An exhibition dedicated to manga — one of the greatest cultural exports to come out of Japan — will be on display at The British Museum from September.
Manga Now: Three Generations will feature newly-commissioned work by three artists at the top of their game. The Japanese certainly don’t shirk when it comes to the graphic art form, so expect a high level of detail and craft from the three never-before seen artworks created by Chiba Tetsuya, Hoshino Yukinobu and Nakamura Hikaru. Traditionally trained artist Yukinobu has created his image using only shades of black ink — choosing to draw by hand and colour in by computer — both with gruelling precision (see above).
Manga has been blending compelling storytelling with traditional Japanese artistic practices since the early 1900s and there's also a rare opportunity to see early artwork, contrast with the new offerings, and see how it has developed for a contemporary audience.
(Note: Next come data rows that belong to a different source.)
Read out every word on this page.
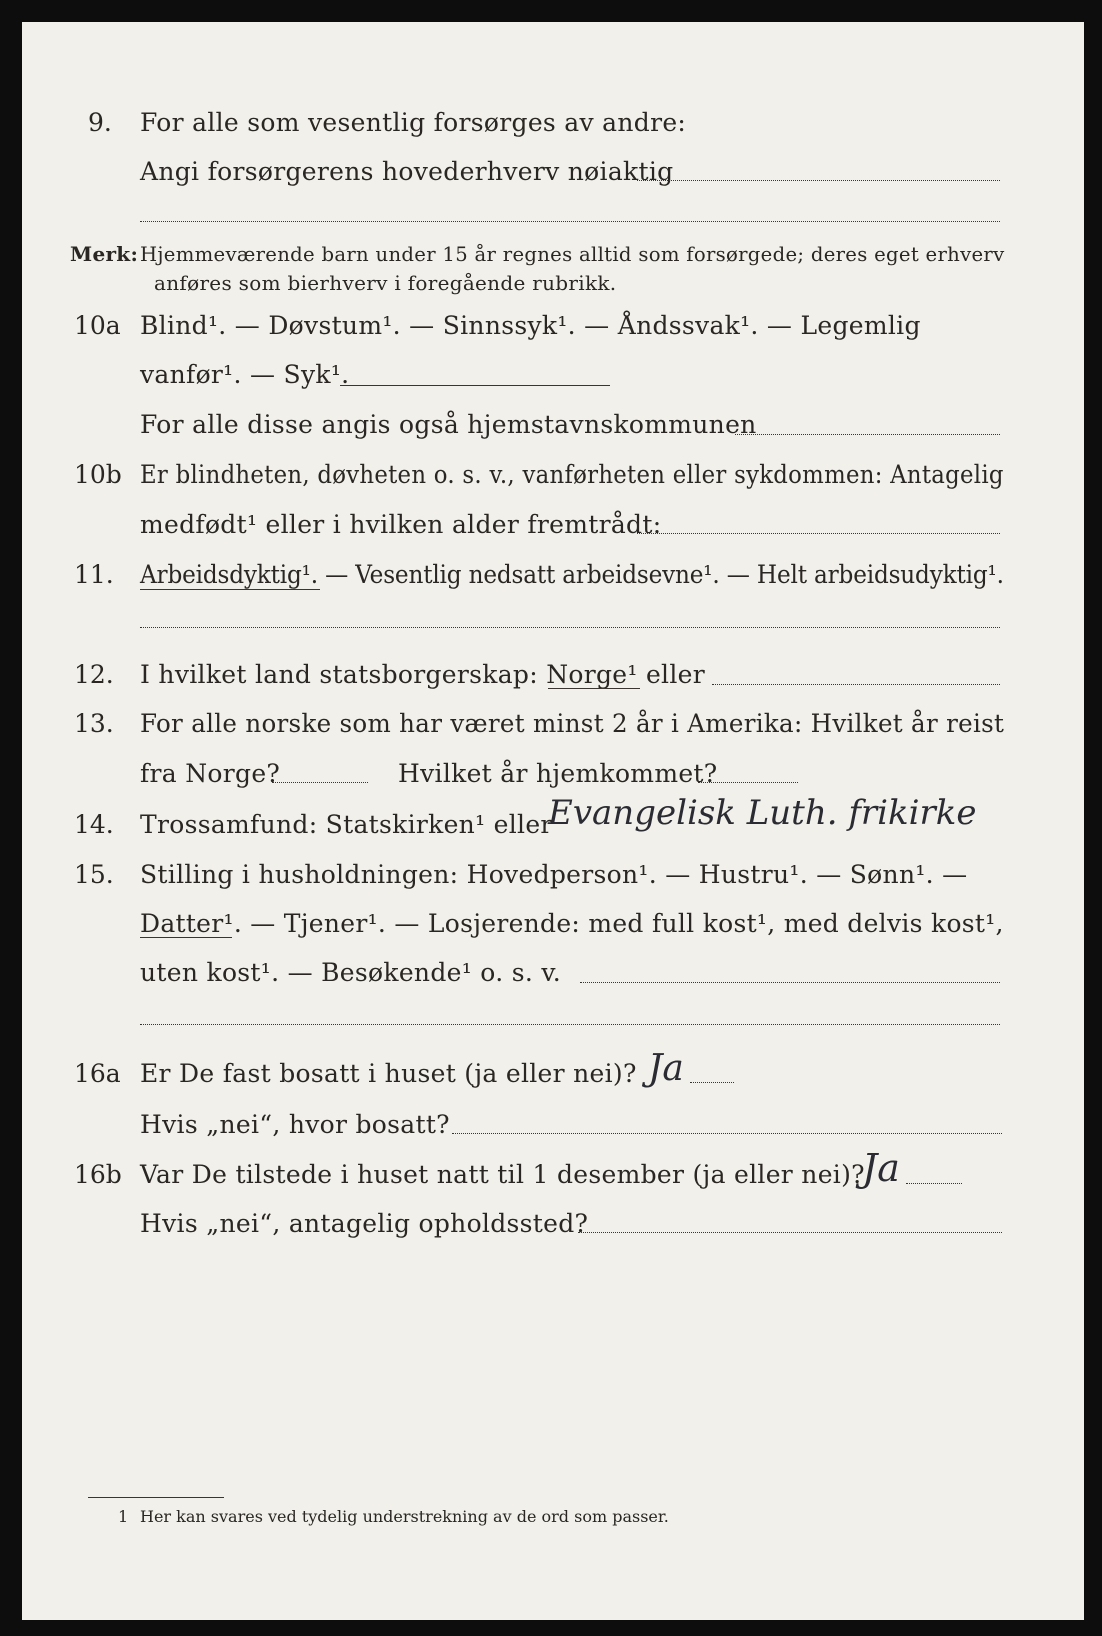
9. For alle som vesentlig forsørges av andre:
Angi forsørgerens hovederhverv nøiaktig
Merk: Hjemmeværende barn under 15 år regnes alltid som forsørgede; deres eget erhverv
anføres som bierhverv i foregående rubrikk.
10a Blind¹. — Døvstum¹. — Sinnssyk¹. — Åndssvak¹. — Legemlig
vanfør¹. — Syk¹.
For alle disse angis også hjemstavnskommunen
10b Er blindheten, døvheten o. s. v., vanførheten eller sykdommen: Antagelig
medfødt¹ eller i hvilken alder fremtrådt:
11. Arbeidsdyktig¹. — Vesentlig nedsatt arbeidsevne¹. — Helt arbeidsudyktig¹.
12. I hvilket land statsborgerskap: Norge¹ eller
13. For alle norske som har været minst 2 år i Amerika: Hvilket år reist
fra Norge?	Hvilket år hjemkommet?
14. Trossamfund: Statskirken¹ eller
Evangelisk Luth. frikirke
15. Stilling i husholdningen: Hovedperson¹. — Hustru¹. — Sønn¹. —
Datter¹. — Tjener¹. — Losjerende: med full kost¹, med delvis kost¹,
uten kost¹. — Besøkende¹ o. s. v.
16a Er De fast bosatt i huset (ja eller nei)? Ja
Hvis „nei“, hvor bosatt?
16b Var De tilstede i huset natt til 1 desember (ja eller nei)?
Ja
Hvis „nei“, antagelig opholdssted?
1 Her kan svares ved tydelig understrekning av de ord som passer.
Don’t all rush at once: the exhibition takes place in the intimacy of room three of The British Museum. However, if you're a die-hard manga fan there's plenty of opportunity to explore further, as The British Museum is hosting a programme of events to accompany the exhibition, including a talk on manga in world culture with author Helen McCarthy, and a drawing workshop with illustrator Hugo Yoshikawa. Keep an eye on the website for more details.
Manga Now: Three Generations is on in Room three of The British Museum from 3 September-15 November. Entrance is free.